Here you have examples of how to make your script for bulk processing with the gpt. In the end you have also examples how your command line should look like for Windows or Unix OS.
https://senbox.atlassian.net/wiki/spaces/SNAP/pages/70503475/Bulk+Processing+with+GPT

1 Like

dear @marpet and the others.

i have been succesfully using GPT batch process for C2RCC OLCI.
i suffer a really slow process using this batch process.
for one full scene of OLCI using GUI on SNAP, it tooks 11 to 15 minutes. using GUI, the processor was fully loaded (i’m using i7-770HQ, 48GB of RAM).
in the other hand, when using GPT batch process, it tooks 30-45 minutes to process one full scene. and the processor works on 25-35%.

i’m trying to use parallelism -q 8 (i have 4 cores 8 threads), and it was the same, it tooks 30-45 minutes for one scene.

is there any other optimization techniques to cut the process time and maximize the cpu performance?
here’s some screenshot of my snap.properties

thank you for your kind help

We worked on this issue and the processing should perform better with the next version of SNAP (not to far away). For the moment there is not much you can do. Sorry

1 Like

thanks for the information @marpet

when the update is coming, should i re-install the SNAP or just perform update on SNAP (help -> check for updates ?

As it will be a new major version you need to reinstall SNAP.

1 Like

Hi there,
Similar to the OCLI above, I am attempting to run C2RCC for MSI through and graph builder XML I created to batch process files.

I am running into an error for the validPixelExpression parameter.
The error states: Cannot convert “B8 > 0 && B8 < 0.1” to double.

But when I look at the xml template (using gpt c2rcc.msi -h) it says the parameter should be a string, which is what I have passed:
“B8 > 0 && B8 < 0.1”

I am stumped on what I can do to fix this error. Any help is greatly appreciated!

It is strange that it says cannot convert to double. Because it must convert to boolean.
But probably you need to escape some of the characters.
Please, have a look at his post:

Sorry, I should have been more specific. I had passed the string with escape characters already and still received this error.

Could you try like this?
<validPixelExpression>B8 &gt; 0 &amp;&amp; B8 &lt; 0.1</validPixelExpression>

Thanks for your help! I had been using the escape characters as you show me, but I was passing the string with double quotes “B8…”. Once I removed the quotes it works fine.

1 Like

A question regarding saving the C2RCC output as NetCDF:
by saving the data in that format I get enormous files, as big as 1GB for a subset of approx. 50km x 25km. I have both land and sea area in the subset and it saves values for the land pixels as well. Land/Sea mask would be a possible solution, however if I apply it to the graph, it produces empty files. Any suggestion how to work with that?
subset-resample-LSmask-c2rcc_v4.xml (2.8 KB)

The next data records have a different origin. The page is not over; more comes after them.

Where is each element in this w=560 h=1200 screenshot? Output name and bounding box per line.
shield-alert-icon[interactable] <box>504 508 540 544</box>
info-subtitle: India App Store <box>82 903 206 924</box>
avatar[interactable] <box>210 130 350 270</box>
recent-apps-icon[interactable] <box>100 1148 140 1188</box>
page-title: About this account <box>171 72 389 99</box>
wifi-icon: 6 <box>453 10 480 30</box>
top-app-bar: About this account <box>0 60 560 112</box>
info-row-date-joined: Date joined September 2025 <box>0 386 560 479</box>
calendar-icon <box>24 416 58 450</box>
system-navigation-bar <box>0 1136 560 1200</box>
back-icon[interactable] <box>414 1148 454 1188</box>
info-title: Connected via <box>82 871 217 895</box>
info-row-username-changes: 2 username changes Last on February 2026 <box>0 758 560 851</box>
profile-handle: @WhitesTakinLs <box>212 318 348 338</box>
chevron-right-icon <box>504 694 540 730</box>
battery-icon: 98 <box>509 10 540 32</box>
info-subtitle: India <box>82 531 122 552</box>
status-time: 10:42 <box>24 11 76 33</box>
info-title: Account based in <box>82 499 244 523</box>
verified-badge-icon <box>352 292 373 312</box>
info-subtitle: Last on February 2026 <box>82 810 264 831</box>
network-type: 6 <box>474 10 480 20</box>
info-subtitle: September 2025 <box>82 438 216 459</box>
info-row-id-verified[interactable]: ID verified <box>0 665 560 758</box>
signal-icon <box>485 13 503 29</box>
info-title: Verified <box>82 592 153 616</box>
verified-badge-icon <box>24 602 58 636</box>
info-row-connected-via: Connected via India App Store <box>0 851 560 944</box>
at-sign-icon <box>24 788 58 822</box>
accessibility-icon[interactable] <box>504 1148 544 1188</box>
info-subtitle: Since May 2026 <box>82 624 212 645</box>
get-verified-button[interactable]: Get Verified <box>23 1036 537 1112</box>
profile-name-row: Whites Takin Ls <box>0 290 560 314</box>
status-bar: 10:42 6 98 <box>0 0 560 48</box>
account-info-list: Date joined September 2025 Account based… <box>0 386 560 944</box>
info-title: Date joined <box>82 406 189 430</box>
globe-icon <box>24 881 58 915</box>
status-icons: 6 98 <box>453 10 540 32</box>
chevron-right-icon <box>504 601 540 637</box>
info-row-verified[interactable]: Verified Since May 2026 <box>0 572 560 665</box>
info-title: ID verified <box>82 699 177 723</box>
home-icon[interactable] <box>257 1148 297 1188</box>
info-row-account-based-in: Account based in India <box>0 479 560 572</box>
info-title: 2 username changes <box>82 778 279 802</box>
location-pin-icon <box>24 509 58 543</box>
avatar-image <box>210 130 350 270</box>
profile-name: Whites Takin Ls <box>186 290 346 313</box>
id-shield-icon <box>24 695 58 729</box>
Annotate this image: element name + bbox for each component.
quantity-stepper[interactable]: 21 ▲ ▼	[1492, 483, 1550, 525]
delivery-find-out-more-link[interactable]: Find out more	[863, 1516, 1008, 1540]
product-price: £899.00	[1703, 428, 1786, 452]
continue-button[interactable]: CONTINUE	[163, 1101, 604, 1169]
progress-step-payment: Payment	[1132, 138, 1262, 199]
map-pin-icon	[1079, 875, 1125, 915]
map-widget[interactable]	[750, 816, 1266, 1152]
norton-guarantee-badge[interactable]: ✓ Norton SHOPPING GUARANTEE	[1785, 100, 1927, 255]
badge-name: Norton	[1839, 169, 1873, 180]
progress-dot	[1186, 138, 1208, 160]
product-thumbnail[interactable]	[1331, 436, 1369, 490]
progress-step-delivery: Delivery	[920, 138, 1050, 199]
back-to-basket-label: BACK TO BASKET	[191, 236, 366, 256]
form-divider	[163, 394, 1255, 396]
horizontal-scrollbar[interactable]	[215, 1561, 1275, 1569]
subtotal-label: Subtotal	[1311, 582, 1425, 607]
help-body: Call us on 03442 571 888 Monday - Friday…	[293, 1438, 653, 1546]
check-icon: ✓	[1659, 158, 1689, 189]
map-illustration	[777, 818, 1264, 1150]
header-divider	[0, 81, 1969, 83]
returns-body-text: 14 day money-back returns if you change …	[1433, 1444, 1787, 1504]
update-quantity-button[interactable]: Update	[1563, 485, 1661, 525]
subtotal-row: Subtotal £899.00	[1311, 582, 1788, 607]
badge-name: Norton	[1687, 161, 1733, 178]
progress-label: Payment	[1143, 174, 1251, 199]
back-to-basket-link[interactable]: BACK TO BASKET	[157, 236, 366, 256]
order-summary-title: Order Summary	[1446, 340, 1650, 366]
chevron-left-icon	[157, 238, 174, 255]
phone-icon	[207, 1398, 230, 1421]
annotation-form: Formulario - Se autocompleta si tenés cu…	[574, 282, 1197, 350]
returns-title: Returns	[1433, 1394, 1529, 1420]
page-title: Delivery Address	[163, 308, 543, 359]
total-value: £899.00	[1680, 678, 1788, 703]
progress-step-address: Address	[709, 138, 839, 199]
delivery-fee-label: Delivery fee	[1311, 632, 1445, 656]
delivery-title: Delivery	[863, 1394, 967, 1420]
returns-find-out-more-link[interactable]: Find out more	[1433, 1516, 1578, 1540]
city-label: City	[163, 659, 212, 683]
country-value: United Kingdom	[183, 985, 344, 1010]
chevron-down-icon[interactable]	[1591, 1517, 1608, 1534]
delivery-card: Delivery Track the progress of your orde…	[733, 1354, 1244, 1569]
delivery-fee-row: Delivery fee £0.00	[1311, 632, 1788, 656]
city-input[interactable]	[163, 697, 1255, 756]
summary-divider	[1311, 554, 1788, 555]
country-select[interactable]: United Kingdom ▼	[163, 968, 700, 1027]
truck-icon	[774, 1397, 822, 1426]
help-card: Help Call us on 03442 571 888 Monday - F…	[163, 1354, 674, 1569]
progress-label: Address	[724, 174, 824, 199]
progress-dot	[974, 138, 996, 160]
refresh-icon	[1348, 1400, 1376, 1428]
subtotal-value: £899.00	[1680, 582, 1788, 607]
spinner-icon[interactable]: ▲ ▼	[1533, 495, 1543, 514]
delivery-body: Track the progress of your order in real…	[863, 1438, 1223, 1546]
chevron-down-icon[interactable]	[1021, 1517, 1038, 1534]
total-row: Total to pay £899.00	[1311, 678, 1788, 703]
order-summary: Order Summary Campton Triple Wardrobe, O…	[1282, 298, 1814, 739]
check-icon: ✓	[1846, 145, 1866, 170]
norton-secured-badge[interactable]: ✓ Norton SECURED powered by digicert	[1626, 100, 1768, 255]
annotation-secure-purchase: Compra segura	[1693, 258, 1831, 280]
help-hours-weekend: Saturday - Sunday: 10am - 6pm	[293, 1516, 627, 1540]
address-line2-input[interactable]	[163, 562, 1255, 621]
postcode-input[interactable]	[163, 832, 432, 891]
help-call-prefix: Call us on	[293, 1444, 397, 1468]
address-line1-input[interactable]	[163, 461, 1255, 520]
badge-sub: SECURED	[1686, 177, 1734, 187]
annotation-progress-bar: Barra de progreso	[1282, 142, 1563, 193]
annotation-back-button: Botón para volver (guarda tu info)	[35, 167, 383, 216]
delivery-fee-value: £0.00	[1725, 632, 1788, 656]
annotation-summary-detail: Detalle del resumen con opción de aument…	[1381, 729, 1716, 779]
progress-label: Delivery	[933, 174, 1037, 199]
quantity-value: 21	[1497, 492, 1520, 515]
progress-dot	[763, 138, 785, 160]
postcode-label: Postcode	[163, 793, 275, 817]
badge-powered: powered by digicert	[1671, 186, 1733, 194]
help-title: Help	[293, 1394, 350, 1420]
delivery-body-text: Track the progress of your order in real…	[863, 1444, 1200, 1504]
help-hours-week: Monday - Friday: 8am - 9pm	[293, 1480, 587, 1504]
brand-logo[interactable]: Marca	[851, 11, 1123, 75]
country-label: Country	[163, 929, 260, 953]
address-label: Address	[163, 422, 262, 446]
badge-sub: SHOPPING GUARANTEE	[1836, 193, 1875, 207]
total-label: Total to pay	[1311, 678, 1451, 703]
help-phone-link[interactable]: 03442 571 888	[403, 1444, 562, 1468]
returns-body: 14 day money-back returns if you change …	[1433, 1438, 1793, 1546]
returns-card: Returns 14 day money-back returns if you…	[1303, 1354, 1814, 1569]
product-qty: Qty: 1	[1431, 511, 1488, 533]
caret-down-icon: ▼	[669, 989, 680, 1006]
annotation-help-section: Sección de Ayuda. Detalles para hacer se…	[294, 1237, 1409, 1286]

If the amount of data is too much you can disable some of the output bands. You could also resample the data to 20m instead of 10m to reduce the amount data. And when you use NetCDF you should use NetCDF4 as output format. This format allows for lossless compression.
For Sentinel-2 data there is actually a default valid pixel expression (B8 > 0 && B8 < 0.1) which excludes the land pixels. And land should be set to NaN.